This book was not what I thought it was going to be. It’s a young adult novel, and it’s only 165 pages long, but it’s not a light read. Because this is such a short book, I feel like it’s easy to spoil, so I’ll keep the description short. This is about O (Opal), who’s just finishing up high school and is madly in love with her best friend M (Marianne), but M is more interested in being a cheerleader than in her. O has plans to save M from this small town after graduation, but what happens when those careful plans fall apart? This book reminded me strongly of two others: [spoiler, highlight to read] Bridge to Terabithia by Katherine Paterson [end spoiler] and another short YA book I read recently, The House You Pass On the Way by Jacqueline Woodson. The writing is fairly simple, but I found it to be evocative:
Marianne looked over at me and flashed her pearly whites, her hair wildly whipping about her face like so many snakes. I told myself not to fall into the pit of her, but she reached over and squeezed my thigh, making me scream inside. I wanted to throw myself out the car. I wanted to throw myself into her. I bit my nails instead.

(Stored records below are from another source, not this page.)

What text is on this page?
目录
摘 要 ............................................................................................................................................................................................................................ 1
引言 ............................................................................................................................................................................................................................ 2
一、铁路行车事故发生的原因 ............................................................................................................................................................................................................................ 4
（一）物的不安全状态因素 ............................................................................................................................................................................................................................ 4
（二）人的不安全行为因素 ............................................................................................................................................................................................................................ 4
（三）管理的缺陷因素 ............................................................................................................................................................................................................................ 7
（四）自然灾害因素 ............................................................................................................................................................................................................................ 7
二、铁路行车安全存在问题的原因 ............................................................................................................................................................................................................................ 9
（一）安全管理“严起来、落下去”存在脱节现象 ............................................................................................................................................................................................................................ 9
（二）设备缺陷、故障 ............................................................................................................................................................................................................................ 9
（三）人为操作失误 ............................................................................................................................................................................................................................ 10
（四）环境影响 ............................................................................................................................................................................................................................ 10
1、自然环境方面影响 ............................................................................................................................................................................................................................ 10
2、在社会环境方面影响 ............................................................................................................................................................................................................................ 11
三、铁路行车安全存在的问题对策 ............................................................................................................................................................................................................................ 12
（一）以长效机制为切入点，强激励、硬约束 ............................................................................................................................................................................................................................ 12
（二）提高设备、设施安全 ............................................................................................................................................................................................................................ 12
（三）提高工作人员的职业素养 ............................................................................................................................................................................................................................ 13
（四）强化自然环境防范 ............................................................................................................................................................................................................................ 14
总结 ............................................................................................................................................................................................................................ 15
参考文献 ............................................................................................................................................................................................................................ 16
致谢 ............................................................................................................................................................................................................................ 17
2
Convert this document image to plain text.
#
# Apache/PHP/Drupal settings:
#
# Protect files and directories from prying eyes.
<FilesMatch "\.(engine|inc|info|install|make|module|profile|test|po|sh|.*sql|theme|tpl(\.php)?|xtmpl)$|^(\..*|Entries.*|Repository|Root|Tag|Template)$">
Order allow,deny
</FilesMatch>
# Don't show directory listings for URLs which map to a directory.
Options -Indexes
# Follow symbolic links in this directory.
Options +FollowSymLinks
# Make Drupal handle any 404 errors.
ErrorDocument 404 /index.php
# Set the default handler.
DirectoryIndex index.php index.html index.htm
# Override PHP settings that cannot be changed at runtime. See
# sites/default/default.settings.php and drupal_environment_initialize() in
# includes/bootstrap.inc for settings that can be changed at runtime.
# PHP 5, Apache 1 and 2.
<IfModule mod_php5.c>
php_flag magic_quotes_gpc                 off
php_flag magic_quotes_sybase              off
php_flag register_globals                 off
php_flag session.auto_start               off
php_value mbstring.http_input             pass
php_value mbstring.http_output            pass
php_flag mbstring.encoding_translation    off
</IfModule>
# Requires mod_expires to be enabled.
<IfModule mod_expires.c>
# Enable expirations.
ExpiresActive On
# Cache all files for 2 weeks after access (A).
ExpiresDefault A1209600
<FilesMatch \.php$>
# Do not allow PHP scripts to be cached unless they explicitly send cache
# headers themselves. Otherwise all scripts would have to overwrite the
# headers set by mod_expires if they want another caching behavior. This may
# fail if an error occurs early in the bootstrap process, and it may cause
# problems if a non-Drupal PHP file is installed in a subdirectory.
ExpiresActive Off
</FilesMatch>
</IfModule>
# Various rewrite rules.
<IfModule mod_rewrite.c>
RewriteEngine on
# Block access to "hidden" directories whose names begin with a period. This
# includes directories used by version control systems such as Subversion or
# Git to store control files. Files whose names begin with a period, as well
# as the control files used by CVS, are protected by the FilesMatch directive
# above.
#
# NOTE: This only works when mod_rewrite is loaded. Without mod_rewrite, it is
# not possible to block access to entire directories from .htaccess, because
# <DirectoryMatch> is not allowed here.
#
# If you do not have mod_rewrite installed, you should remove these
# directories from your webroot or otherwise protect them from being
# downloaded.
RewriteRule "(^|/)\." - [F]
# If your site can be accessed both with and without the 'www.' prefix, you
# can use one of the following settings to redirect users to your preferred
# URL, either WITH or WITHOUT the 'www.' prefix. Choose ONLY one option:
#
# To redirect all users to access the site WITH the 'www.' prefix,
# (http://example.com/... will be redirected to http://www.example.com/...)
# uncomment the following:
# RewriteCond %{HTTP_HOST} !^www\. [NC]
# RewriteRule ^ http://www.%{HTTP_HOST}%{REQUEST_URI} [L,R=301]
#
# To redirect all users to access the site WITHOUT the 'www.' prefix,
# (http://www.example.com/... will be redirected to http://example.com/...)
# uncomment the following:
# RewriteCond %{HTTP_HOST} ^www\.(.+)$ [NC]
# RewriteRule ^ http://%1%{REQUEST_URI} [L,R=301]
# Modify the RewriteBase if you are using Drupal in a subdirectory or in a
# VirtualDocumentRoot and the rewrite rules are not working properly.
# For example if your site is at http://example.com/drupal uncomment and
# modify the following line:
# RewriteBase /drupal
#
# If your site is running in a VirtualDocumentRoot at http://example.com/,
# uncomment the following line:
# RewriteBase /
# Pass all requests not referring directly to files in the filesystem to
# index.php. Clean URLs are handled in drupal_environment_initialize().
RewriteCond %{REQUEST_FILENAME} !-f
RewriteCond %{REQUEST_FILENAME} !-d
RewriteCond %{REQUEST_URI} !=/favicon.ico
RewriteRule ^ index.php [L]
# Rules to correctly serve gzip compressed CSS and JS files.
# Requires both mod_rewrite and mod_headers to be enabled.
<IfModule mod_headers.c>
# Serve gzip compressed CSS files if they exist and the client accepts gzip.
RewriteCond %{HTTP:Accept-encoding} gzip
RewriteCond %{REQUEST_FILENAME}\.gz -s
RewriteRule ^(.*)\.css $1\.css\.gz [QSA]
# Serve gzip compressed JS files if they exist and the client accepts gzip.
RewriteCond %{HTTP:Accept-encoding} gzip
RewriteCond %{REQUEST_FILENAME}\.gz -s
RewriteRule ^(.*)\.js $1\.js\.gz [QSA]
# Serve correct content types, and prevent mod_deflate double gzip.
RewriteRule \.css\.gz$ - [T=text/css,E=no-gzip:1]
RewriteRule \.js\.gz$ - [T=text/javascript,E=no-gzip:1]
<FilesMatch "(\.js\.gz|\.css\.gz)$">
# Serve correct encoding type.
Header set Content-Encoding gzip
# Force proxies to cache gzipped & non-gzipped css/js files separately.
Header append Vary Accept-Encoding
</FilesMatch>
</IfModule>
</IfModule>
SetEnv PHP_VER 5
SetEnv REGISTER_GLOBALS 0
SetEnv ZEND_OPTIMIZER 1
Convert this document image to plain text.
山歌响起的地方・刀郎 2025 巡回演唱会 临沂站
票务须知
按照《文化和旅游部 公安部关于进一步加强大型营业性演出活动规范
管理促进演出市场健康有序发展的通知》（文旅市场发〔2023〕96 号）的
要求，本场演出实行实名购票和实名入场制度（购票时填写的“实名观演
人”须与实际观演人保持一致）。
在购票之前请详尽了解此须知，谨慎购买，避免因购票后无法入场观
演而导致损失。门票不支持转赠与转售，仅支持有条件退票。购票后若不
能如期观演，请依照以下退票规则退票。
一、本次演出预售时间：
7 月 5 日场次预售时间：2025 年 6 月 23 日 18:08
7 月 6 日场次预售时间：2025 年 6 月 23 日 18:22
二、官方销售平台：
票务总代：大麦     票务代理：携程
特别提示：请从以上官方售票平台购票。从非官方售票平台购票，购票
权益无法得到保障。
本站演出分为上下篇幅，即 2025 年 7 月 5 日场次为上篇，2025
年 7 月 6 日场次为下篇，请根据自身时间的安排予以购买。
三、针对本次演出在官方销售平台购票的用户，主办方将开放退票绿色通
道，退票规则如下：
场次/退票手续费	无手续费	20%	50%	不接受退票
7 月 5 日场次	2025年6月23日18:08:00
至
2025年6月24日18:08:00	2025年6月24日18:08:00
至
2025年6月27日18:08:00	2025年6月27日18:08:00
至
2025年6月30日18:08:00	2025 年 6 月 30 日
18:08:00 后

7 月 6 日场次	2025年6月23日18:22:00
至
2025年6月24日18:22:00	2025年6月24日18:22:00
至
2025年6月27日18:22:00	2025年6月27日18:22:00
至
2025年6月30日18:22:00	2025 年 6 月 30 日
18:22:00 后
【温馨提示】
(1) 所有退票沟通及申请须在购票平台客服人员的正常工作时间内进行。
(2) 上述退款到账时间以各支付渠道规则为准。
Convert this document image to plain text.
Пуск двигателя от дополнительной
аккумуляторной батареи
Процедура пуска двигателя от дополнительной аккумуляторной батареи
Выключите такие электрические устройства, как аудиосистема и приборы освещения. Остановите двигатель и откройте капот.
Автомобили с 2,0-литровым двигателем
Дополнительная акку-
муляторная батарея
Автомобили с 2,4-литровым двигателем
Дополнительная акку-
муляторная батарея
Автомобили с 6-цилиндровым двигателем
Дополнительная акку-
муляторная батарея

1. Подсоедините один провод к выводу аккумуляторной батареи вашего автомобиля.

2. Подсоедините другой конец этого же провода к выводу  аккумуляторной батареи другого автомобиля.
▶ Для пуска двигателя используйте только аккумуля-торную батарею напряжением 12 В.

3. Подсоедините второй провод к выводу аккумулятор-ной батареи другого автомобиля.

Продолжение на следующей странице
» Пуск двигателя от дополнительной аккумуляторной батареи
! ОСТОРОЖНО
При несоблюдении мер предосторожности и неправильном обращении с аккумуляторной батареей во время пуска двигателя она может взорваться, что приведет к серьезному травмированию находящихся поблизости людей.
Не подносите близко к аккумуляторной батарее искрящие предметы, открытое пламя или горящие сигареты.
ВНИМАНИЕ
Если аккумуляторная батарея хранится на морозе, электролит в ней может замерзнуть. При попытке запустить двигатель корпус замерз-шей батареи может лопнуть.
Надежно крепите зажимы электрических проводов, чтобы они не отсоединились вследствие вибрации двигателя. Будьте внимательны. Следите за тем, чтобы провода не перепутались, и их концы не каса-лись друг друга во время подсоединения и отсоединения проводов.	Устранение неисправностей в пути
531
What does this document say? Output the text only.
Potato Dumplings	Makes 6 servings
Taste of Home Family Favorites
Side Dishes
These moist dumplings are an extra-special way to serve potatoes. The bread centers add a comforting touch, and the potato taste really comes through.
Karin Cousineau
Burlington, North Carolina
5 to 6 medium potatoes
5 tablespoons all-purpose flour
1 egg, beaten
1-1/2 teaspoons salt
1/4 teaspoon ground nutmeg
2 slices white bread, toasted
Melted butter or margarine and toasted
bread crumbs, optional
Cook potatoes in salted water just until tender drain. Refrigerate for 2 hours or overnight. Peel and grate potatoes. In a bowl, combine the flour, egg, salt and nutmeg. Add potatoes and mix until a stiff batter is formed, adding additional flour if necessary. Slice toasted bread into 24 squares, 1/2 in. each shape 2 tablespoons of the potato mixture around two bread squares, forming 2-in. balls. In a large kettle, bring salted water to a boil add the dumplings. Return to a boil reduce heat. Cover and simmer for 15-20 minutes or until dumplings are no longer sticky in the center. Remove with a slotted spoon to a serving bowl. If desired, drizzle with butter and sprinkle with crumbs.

Throughout this story there is another narrative, a folk tale about a runaway slave named Hannah. The two stories interact with each other, and the resulting whole is thoughtful, subtle, and heart wrenching. It has a lot to say about racism (and its progression from Hannah’s time to today), homophobia, and family. All the characters seem fully formed, all with their own pasts and motivation. I especially loved how O’s family informally adopted M, treating M and O as a pair, and M’s grandmother’s understated defense of O’s identity. There is a lot going on in this novel, including O’s struggle to find her own identity and motivation. It wasn’t the light, YA lesbian love story I thought it was going to be, but it was really well done, and I think it’s one that would benefit from rereading.